Pädagoginnen scheitern und oder »verbrennen» am sichersten und schnellsten, wenn sie in Krisen allein gelassen werden. Das Selbstbild des Einzelkämpfers bestätigt sich und es gibt Krieg, wo alle nur verlieren können. Rückhalt meint aber nicht bedingungsloses Einverständnis und unreflektierte Freipässe. Gerade in Krisen ist es wichtig, reflektiert zu werden und sich selbst zu reflektieren. Führungskräfte können dazu einen sicheren Raum bieten, sollen sich wertschätzend einmischen und interessieren, sollen herausfordern und entlasten. Im Zweifelsfall ist es hilfreicher, ein Kind für eine Zeit fremdzuplatzieren und eine Pädagogin zu stützen, auch wenn sie selbst einen großen Beitrag zur Krise leistete. Nicht um ihr Recht zu geben, sondern um sie in der Krise zu entlasten und dann anschließend mit ihr an den persönlichen Themen zu arbeiten.
Für Führungsebenen gilt allerdings bezüglich Krisen dasselbe wie für Pädagogen: Der Umgang mit Krisen kann in der Krise nicht gelernt werden. Dazu braucht es Vor- und Nachbereitung, die Auseinandersetzung mit den eigenen Möglichkeiten und Grenzen, die Schärfung der eigenen Werte und daraus resultierend mögliche Verhaltensabläufe. Alle Beteiligten müssen sich klar darüber werden, welchen Auftrag sie sich in diesen schwierigen Situationen auferlegen, sie müssen ihre Haltung überprüfen, ihre Rahmenbedingungen und Grenzen definieren. Und sie müssen schließlich auch dazu stehen, welche Aufgaben sie nicht mehr bewältigen können: Mit welchen Grenzüberschreitungen kann ich als Pädagoge, können wir als Institution noch umgehen und wo sind auch unsere Grenzen überschritten? Wie viel Aufwand (Engagement, Arbeitsstunden, Sitzungen, Elterngespräche, Nerven etc.) bin ich, sind wir gewillt und in der Lage zu investieren? Wie stark und wie lang dürfen Unbeteiligte unter der Situation leiden?
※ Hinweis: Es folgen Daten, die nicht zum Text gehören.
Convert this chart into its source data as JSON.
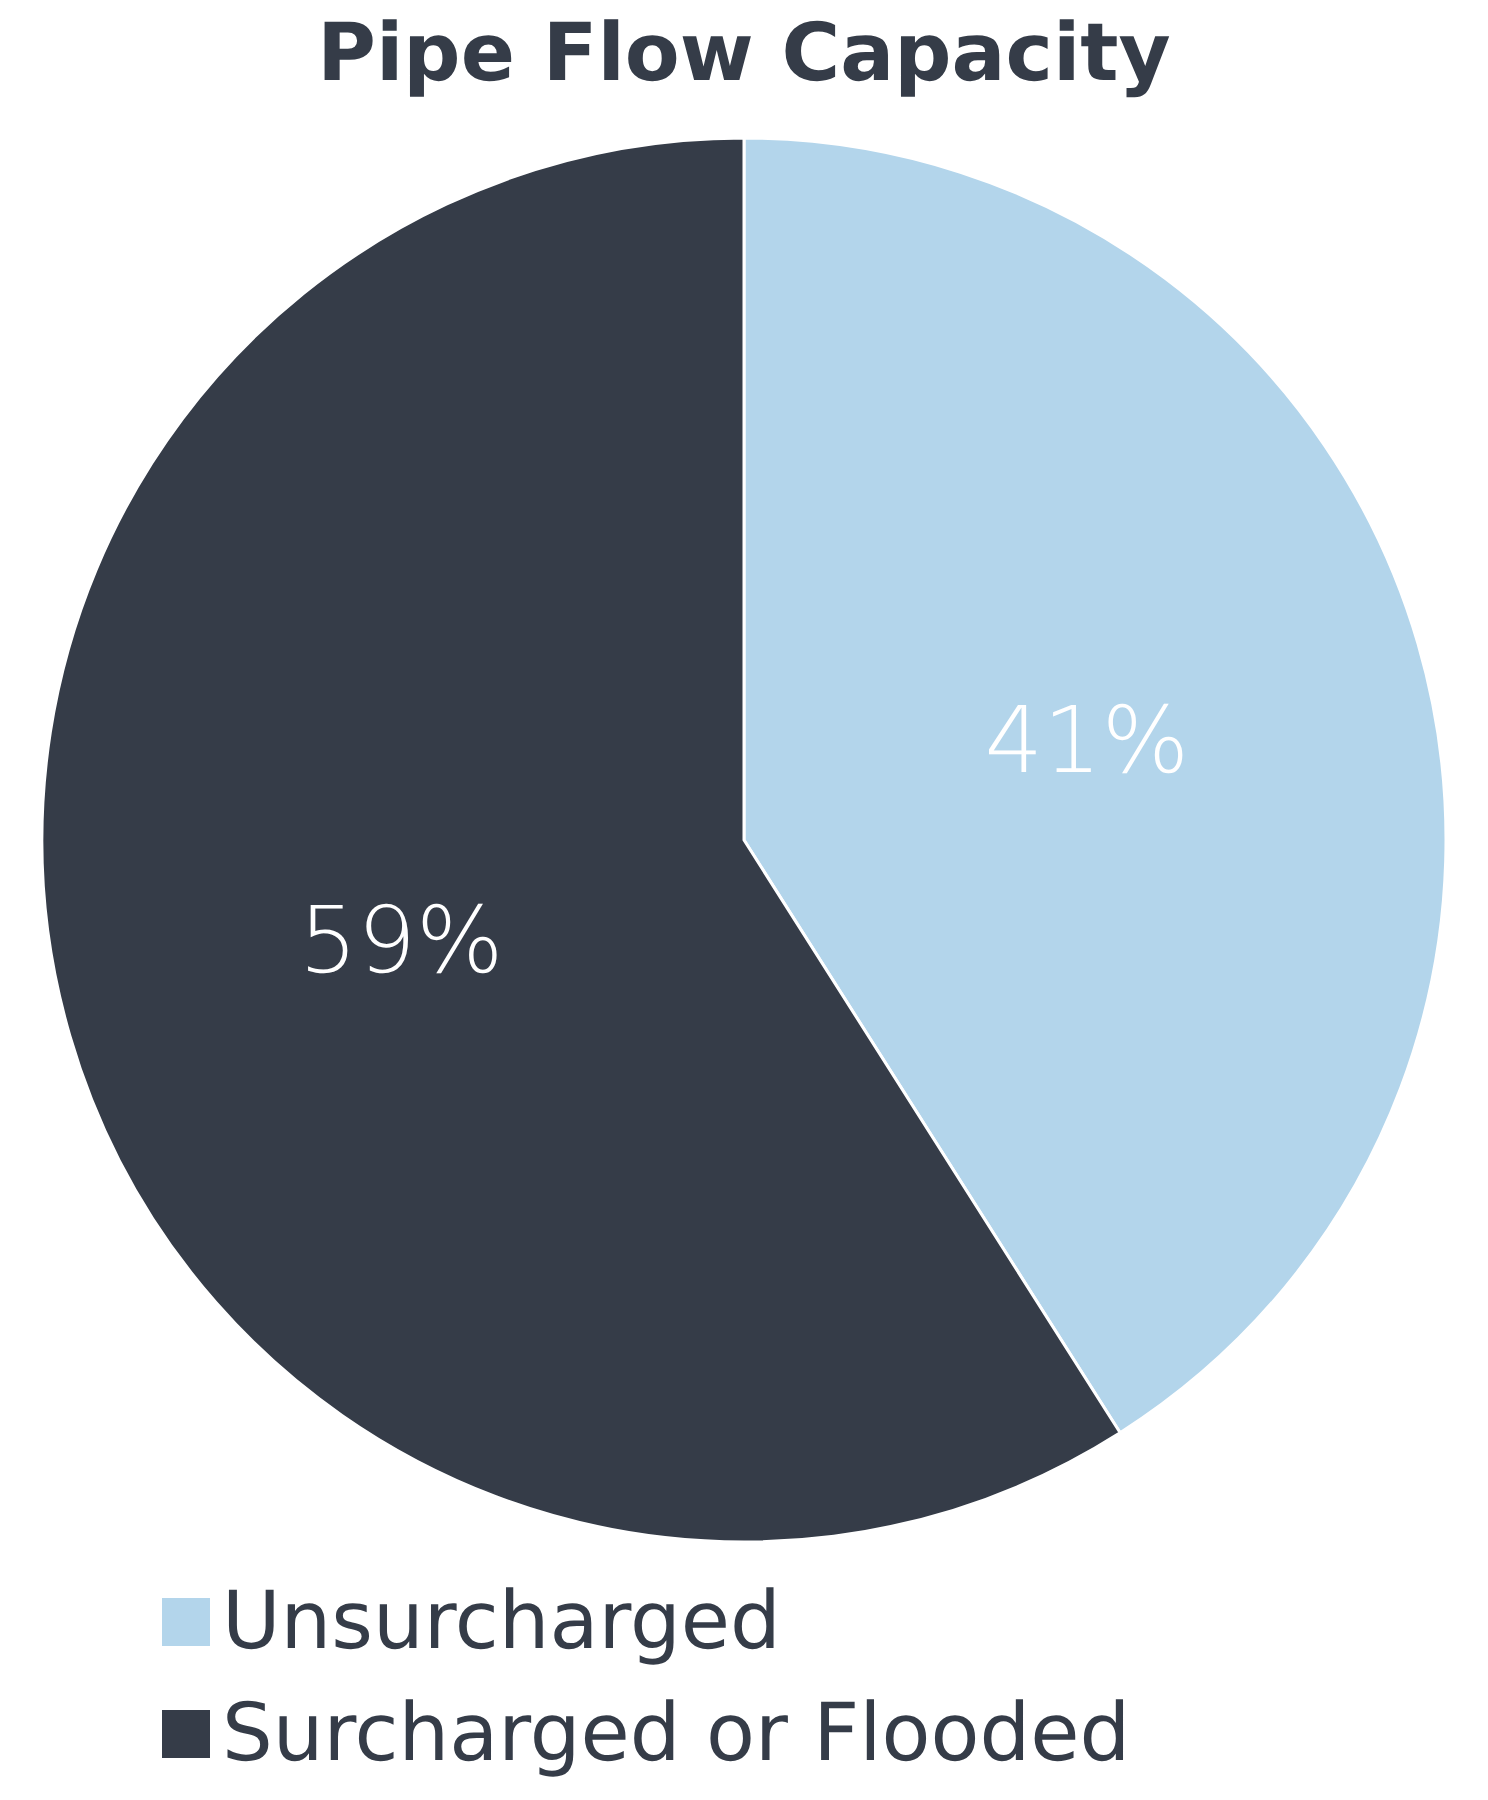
{
  "chart_data": {
    "type": "pie",
    "title": "Pipe Flow Capacity",
    "categories": [
      "Unsurcharged",
      "Surcharged or Flooded"
    ],
    "values": [
      41,
      59
    ],
    "colors": [
      "#b3d5eb",
      "#353c48"
    ],
    "value_labels": [
      "41%",
      "59%"
    ],
    "legend": "bottom left"
  }
}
Rückhalt braucht Standfestigkeit und diese wiederum braucht einen geebneten Boden. Diese Arbeit müssen Institutionen in ruhigen Zeiten leisten. Die Begleitung von Kindern und Jugendlichen in Krisen, so herausfordernd sie auch war, hat mich vieles über mich selbst gelehrt und meine Kompetenz, Krisen ernst zu nehmen und als Chancen zu nutzen, mich selbst ernst zu nehmen und mir Auszeiten zu gönnen und mein Gegenüber ernst zu nehmen und ihm seine Möglichkeiten zuzugestehen.